Lachance’s dramaturgical practice has her collaborating with artists and scholars from across the country. As a practicing dramaturge, Lachance workshops dramaturgical techniques and principles she has researched and developed with both emerging and established theatre artists. Recently, these workshops have led to plays being published with Playwrights Canada Press and others having world premieres at The Royal Manitoba Theatre Centre, Tarragon Theatre and Gwaandak Theatre. Dramaturgy as a relational process is central to her interest in using dramaturgical events and gatherings as specific areas of analysis.
Her academic work explores land-based approaches to developing contemporary theatre, as practiced by her in her dramaturgical processes with Indigenous and non-Indigenous theatre artists and students. Lindsay looks at how the land, Indigenous material cultures and Anishinaabeg values; specifically, the Gatineau River, birch bark biting and The Seven Grandfather Teachings, can be used as starting points to build dramaturgical models.
Some ongoing and recent dramaturgical projects include, Frances Koncan’s Medea and Women of the Fur Trade, Yolanda Bonnell’s My Sister’s Rage, Quelemia Sparrow’s Skyborn, and Kim Senklip Harvey’s Kamloopa: An Indigenous Matriarch Story. Together with playwright Kim Senklip Harvey, they won the 2019 Jessie Richardson award for Significant Artistic Achievement for Decolonizing Theatre Practices and Spaces. This award was specifically given to acknowledge the dramaturgical methods and processes Lachance developed for Kamloopa: An Indigenous Matriarch Story, which later went on to win the 2020 Governor General’s Literary Award for Best Drama.
In the fall of 2023, Playwrights Canada Press will publish the third volume of Staging Coyote’s Dream co-edited by Lindsay Lachance and Monique Mojica. This volume collects pieces that were developed through land-based or innovative dramaturgical processes. As a co-applicant with University of Alberta’s Dr. Selena Couture, Lindsay received a SSHRC Insight Development Grant called “Decolonizing Performative Re-enactments of History”. This project is ongoing. She was also awarded a 2018 SSHRC Indigenous Research Capacity and Reconciliation Grant as a co-application with Indigenous Performing Arts Alliance and Electric Company Theatre. This research focused on creating tools and tips for Indigenous and non-Indigenous theatrical collaborations. In 2014, Lindsay was recognized as a Bombardier scholar and received annual SSHRC funding for her doctoral research.
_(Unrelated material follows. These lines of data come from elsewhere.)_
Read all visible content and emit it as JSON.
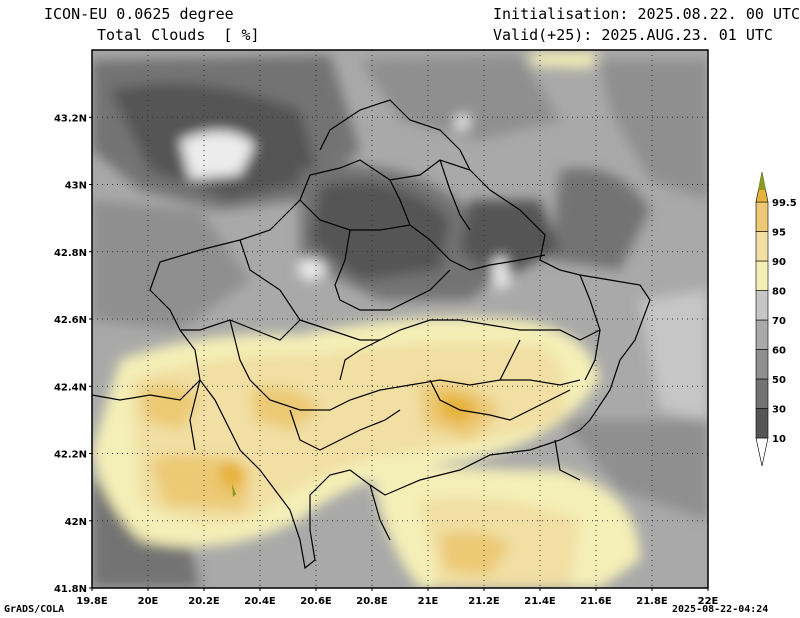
{
  "header": {
    "model": "ICON-EU 0.0625 degree",
    "field": "Total Clouds  [ %]",
    "init": "Initialisation: 2025.08.22. 00 UTC",
    "valid": "Valid(+25): 2025.AUG.23. 01 UTC"
  },
  "footer": {
    "credit": "GrADS/COLA",
    "timestamp": "2025-08-22-04:24"
  },
  "axes": {
    "lon_labels": [
      "19.8E",
      "20E",
      "20.2E",
      "20.4E",
      "20.6E",
      "20.8E",
      "21E",
      "21.2E",
      "21.4E",
      "21.6E",
      "21.8E",
      "22E"
    ],
    "lat_labels": [
      "43.2N",
      "43N",
      "42.8N",
      "42.6N",
      "42.4N",
      "42.2N",
      "42N",
      "41.8N"
    ]
  },
  "legend": {
    "levels": [
      "10",
      "30",
      "50",
      "60",
      "70",
      "80",
      "90",
      "95",
      "99.5"
    ],
    "colors": [
      "#555555",
      "#737373",
      "#8f8f8f",
      "#a9a9a9",
      "#c6c6c6",
      "#f4efb7",
      "#f1dfa3",
      "#ecc974",
      "#e7b23b",
      "#8a9a1a"
    ]
  },
  "map": {
    "region": "Kosovo",
    "field_units": "%"
  }
}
Lindsay also holds ongoing partnerships with the Banff Centre for Arts and Creativity where she is a returning Guest Faculty with Indigenous Arts, and is the former Director of Native Earth Performing Arts’ Animikiig Creators Unit, a two-year development program for emerging Indigenous creators. Lindsay is a board member for Literary Managers and Dramaturgs of the Americas Canada and Theatre Research in Canada.
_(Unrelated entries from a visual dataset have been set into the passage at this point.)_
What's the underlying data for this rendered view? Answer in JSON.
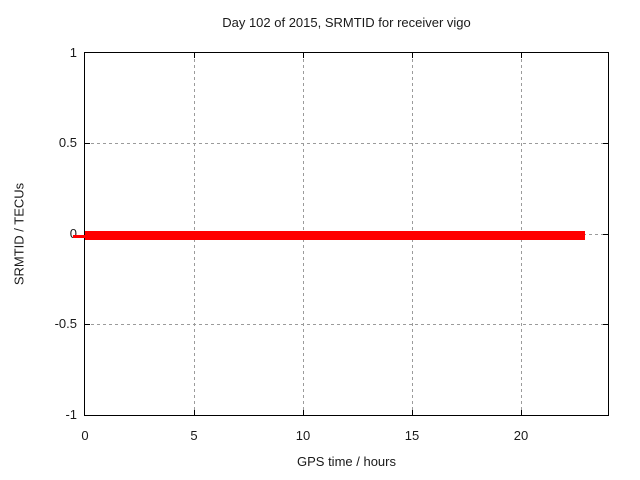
{
  "chart_data": {
    "type": "line",
    "title": "Day 102 of 2015, SRMTID for receiver vigo",
    "xlabel": "GPS time / hours",
    "ylabel": "SRMTID / TECUs",
    "xlim": [
      0,
      24
    ],
    "ylim": [
      -1,
      1
    ],
    "xticks": [
      "0",
      "5",
      "10",
      "15",
      "20"
    ],
    "yticks": [
      "1",
      "0.5",
      "0",
      "-0.5",
      "-1"
    ],
    "grid": true,
    "grid_style": "dashed gray at x=5,10,15,20 and y=-0.5,0,0.5",
    "legend": null,
    "series": [
      {
        "name": "SRMTID",
        "color": "#ff0000",
        "style": "thick solid line",
        "x": [
          0,
          23
        ],
        "y": [
          0,
          0
        ],
        "note": "constant zero value from 0 to ~23 hours"
      }
    ]
  },
  "colors": {
    "background": "#ffffff",
    "axis": "#000000",
    "grid": "#9b9b9b",
    "line": "#ff0000",
    "text": "#1a1a1a"
  }
}
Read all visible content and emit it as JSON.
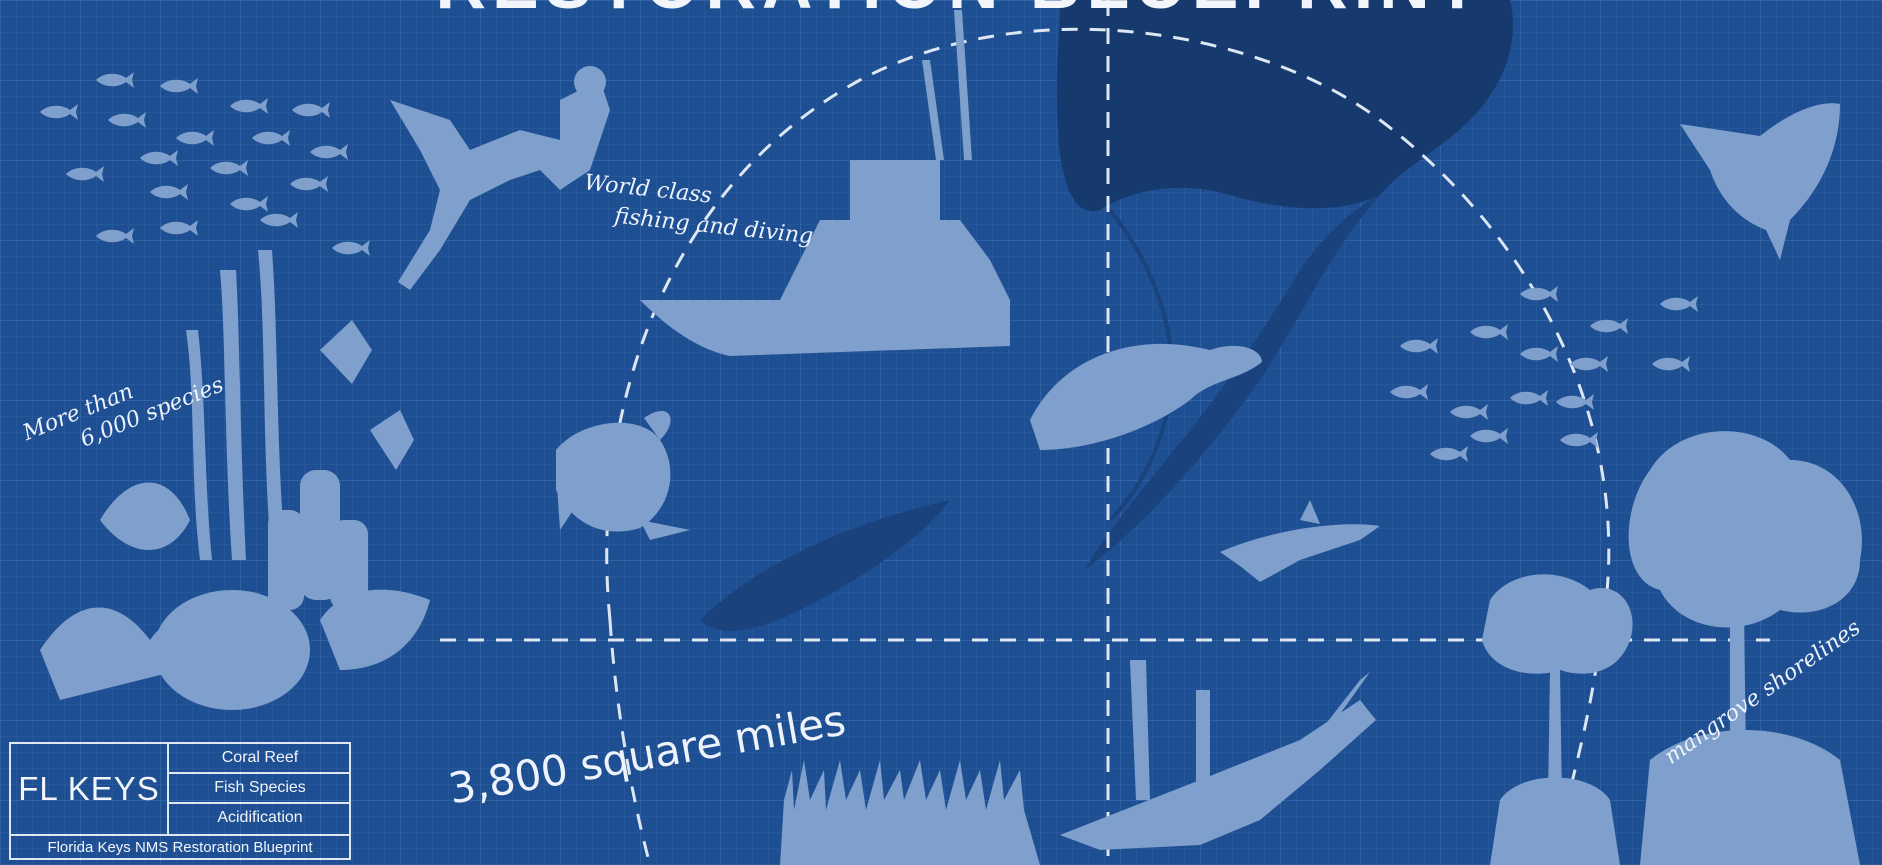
{
  "title": "RESTORATION BLUEPRINT",
  "labels": {
    "fishing_diving": [
      "World class",
      "fishing and diving"
    ],
    "species": [
      "More than",
      "6,000 species"
    ],
    "area": "3,800 square miles",
    "mangrove": "mangrove shorelines"
  },
  "legend": {
    "main": "FL KEYS",
    "rows": [
      "Coral Reef",
      "Fish Species",
      "Acidification"
    ],
    "footer": "Florida Keys NMS Restoration Blueprint"
  },
  "icons": [
    "fish-school-icon",
    "diver-icon",
    "boat-icon",
    "florida-map-icon",
    "sailfish-icon",
    "manatee-icon",
    "turtle-icon",
    "shark-icon",
    "coral-reef-icon",
    "seagrass-icon",
    "shipwreck-icon",
    "mangrove-icon"
  ],
  "colors": {
    "background": "#1f4f93",
    "silhouette": "#7fa0cc",
    "land": "#163a6d",
    "text": "#eef3fb"
  }
}
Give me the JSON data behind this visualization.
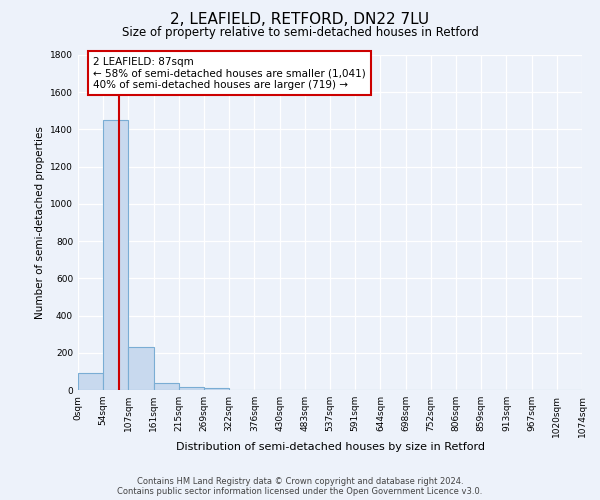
{
  "title": "2, LEAFIELD, RETFORD, DN22 7LU",
  "subtitle": "Size of property relative to semi-detached houses in Retford",
  "xlabel": "Distribution of semi-detached houses by size in Retford",
  "ylabel": "Number of semi-detached properties",
  "bar_values": [
    90,
    1450,
    230,
    40,
    15,
    10,
    0,
    0,
    0,
    0,
    0,
    0,
    0,
    0,
    0,
    0,
    0,
    0,
    0,
    0
  ],
  "bin_labels": [
    "0sqm",
    "54sqm",
    "107sqm",
    "161sqm",
    "215sqm",
    "269sqm",
    "322sqm",
    "376sqm",
    "430sqm",
    "483sqm",
    "537sqm",
    "591sqm",
    "644sqm",
    "698sqm",
    "752sqm",
    "806sqm",
    "859sqm",
    "913sqm",
    "967sqm",
    "1020sqm",
    "1074sqm"
  ],
  "bar_color": "#c8d9ee",
  "bar_edge_color": "#7aadd4",
  "background_color": "#edf2fa",
  "grid_color": "#ffffff",
  "vline_color": "#cc0000",
  "ylim": [
    0,
    1800
  ],
  "yticks": [
    0,
    200,
    400,
    600,
    800,
    1000,
    1200,
    1400,
    1600,
    1800
  ],
  "annotation_text": "2 LEAFIELD: 87sqm\n← 58% of semi-detached houses are smaller (1,041)\n40% of semi-detached houses are larger (719) →",
  "annotation_box_color": "#ffffff",
  "annotation_border_color": "#cc0000",
  "footer_line1": "Contains HM Land Registry data © Crown copyright and database right 2024.",
  "footer_line2": "Contains public sector information licensed under the Open Government Licence v3.0.",
  "title_fontsize": 11,
  "subtitle_fontsize": 8.5,
  "ylabel_fontsize": 7.5,
  "xlabel_fontsize": 8,
  "tick_fontsize": 6.5,
  "footer_fontsize": 6,
  "annot_fontsize": 7.5
}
Lindsay has been working with youth for over 15 years at summer camps, community centres, The Native Youth Program at the UBC Museum of Anthropology and the Indigenous Youth Residency Program at the Art Gallery of Ontario. She has participated at conferences and events hosted by The National Arts Centre, The PuSh Festival, Indigenous Performing Arts Alliance, the Audain Gallery at SFU, Native Earth Performing Arts, Full Circle First Nations Performance, Carleton University, The Literary Managers and Dramaturgs of the Americas Association, Canadian Association for the Performing Arts (CAPACOA), and the International Society for Performing Arts.
Lindsay honours the gifts and teachings that Indigenous women before her have offered and is motivated to honour and support the next generation of leaders.